IF I had to put my finger on one of the great evils of this world, it would be fanaticism. Life is, or at least it should be, a rich tapestry, each of us a unique thread in an ever-changing image.

People may be similar to one another but no two people, even identical twins, are exactly the same.

Fanatics, whatever their colour or creed, smother this spectrum of living colours and would cheerfully turn the world into a lifeless, monochrome husk.

They want everyone to be the same as them and loathe and would even seek to destroy those who are not.

The killing of soldier Lee Rigby on a London street was grotesque, an act of horrific, unbridled, ritual savagery which would not have looked out of place in the Middle Ages rather than on the streets of modern Britain.

The danger is that Lee Rigby becomes a martyr for racists who need little excuse to commit acts of violence in the first place.

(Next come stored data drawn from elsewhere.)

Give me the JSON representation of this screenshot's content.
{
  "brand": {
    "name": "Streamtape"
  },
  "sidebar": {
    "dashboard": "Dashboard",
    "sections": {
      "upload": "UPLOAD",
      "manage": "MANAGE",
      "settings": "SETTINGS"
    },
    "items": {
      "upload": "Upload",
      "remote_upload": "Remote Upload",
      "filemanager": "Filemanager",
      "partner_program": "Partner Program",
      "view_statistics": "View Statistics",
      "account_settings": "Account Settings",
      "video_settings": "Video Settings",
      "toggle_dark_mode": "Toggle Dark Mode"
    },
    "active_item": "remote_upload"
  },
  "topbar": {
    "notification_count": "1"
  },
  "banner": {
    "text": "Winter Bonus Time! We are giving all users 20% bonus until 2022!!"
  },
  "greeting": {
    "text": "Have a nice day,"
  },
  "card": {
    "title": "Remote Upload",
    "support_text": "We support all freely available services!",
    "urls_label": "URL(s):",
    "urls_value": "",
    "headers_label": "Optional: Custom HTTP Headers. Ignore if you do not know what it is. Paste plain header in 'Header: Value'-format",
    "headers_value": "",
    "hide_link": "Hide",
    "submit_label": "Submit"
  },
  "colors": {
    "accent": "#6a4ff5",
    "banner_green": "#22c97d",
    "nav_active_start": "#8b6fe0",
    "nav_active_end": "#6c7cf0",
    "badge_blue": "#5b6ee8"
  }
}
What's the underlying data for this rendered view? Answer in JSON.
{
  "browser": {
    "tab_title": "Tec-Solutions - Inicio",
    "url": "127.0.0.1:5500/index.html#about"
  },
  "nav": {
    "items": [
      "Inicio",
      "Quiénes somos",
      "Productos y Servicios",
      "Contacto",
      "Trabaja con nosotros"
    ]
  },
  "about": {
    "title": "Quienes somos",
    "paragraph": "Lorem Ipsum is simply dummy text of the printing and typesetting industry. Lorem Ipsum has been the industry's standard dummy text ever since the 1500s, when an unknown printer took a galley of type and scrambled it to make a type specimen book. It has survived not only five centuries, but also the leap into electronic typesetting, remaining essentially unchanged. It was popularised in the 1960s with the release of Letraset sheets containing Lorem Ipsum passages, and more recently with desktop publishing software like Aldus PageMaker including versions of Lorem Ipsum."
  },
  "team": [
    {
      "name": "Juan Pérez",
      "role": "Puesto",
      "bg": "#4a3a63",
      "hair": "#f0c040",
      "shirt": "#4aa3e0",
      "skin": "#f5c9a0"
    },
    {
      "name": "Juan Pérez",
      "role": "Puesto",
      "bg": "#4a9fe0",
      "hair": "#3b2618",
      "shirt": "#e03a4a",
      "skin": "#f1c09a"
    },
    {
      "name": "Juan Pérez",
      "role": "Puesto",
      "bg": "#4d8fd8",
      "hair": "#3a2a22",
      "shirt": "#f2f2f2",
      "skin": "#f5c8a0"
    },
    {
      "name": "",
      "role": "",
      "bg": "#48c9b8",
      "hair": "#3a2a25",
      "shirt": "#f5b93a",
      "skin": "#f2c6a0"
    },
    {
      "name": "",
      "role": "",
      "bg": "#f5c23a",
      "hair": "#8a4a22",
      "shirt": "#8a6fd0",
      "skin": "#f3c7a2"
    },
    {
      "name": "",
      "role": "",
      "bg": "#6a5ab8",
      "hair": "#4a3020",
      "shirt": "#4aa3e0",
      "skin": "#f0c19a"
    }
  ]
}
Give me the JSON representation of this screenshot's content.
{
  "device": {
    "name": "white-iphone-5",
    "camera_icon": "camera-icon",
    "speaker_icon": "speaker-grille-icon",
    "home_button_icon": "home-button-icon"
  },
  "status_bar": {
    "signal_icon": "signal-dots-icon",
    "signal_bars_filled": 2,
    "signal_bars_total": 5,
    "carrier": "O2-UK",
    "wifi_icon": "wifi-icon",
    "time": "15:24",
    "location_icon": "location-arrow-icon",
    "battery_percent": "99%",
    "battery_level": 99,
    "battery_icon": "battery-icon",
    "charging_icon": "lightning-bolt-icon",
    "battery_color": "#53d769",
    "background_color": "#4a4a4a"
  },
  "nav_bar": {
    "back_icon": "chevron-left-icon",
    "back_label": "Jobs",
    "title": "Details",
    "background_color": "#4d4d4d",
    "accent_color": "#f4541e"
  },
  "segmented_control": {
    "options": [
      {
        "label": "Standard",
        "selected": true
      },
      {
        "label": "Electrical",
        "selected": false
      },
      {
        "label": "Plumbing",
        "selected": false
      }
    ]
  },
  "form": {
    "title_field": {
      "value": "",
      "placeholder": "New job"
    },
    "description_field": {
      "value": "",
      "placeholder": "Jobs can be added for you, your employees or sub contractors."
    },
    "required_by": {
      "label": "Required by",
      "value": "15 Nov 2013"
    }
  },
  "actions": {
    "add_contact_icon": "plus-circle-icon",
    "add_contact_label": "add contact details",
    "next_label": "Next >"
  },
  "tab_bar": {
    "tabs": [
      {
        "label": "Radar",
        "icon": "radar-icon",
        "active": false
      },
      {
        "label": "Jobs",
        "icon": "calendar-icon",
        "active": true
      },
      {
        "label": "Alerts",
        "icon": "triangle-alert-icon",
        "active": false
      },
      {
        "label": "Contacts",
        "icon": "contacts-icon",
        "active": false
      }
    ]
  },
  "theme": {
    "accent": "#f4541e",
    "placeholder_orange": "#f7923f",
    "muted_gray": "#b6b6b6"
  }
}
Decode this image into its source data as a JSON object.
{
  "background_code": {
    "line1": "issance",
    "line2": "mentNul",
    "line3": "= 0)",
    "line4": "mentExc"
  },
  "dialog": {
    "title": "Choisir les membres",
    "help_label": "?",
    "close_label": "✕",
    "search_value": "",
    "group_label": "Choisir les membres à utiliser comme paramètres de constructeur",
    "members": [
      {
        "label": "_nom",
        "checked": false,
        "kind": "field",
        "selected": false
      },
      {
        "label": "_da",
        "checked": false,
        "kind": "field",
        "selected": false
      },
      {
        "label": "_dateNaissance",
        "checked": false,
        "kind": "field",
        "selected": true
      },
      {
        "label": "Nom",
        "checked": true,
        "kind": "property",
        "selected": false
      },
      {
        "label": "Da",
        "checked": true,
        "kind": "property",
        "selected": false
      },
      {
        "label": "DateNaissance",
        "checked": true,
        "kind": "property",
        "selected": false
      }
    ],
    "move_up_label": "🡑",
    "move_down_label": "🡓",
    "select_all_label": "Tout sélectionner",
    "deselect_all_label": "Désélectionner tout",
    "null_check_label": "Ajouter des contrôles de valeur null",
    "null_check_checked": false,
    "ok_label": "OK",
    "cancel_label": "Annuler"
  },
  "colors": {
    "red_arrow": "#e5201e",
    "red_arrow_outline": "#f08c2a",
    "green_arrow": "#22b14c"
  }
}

Hate crimes against Muslims, the majority of whom I believe are moderate and law-abiding, are already on the rise and there have been arrests in connection with a suspected arson attack on an Islamic boarding school on the outskirts of London.

I’ve heard people on social networking sites such as Facebook say, ‘Why is it always Muslims?’ But it’s not and never has been always them.

In the last century it was the IRA, who came from a largely white, Roman Catholic background, who brought terror and mayhem to our shores.

In the 1930s and 1940s, Jews, gipsies, homosexuals, and the mentally ill were the scapegoats for the Nazis, sacrificed at the altar of pseudoscientific notions of ‘survival of the fittest’ and racial supremacy.

Millions of human beings were slaughtered on an industrial scale, viewed with little more compassion or regard than bacteria lining a toilet bowl.

If you go back far enough to the Crusades it was the Christians, not the Muslims, who raved about Holy War, massacring Muslims and Jews alike when they broke through the gates of Jerusalem in 1099, burning mosques as they went.

Jews were murdered as ‘Christ killers’, ignoring the simple fact that Christ himself was a Jew.

This kind of racism and fanatical hatred is literally blind and it must not be allowed to flourish or triumph in this country.

People sometimes blame religion but fanatics will always twist the words of God to justify the havoc they unleash.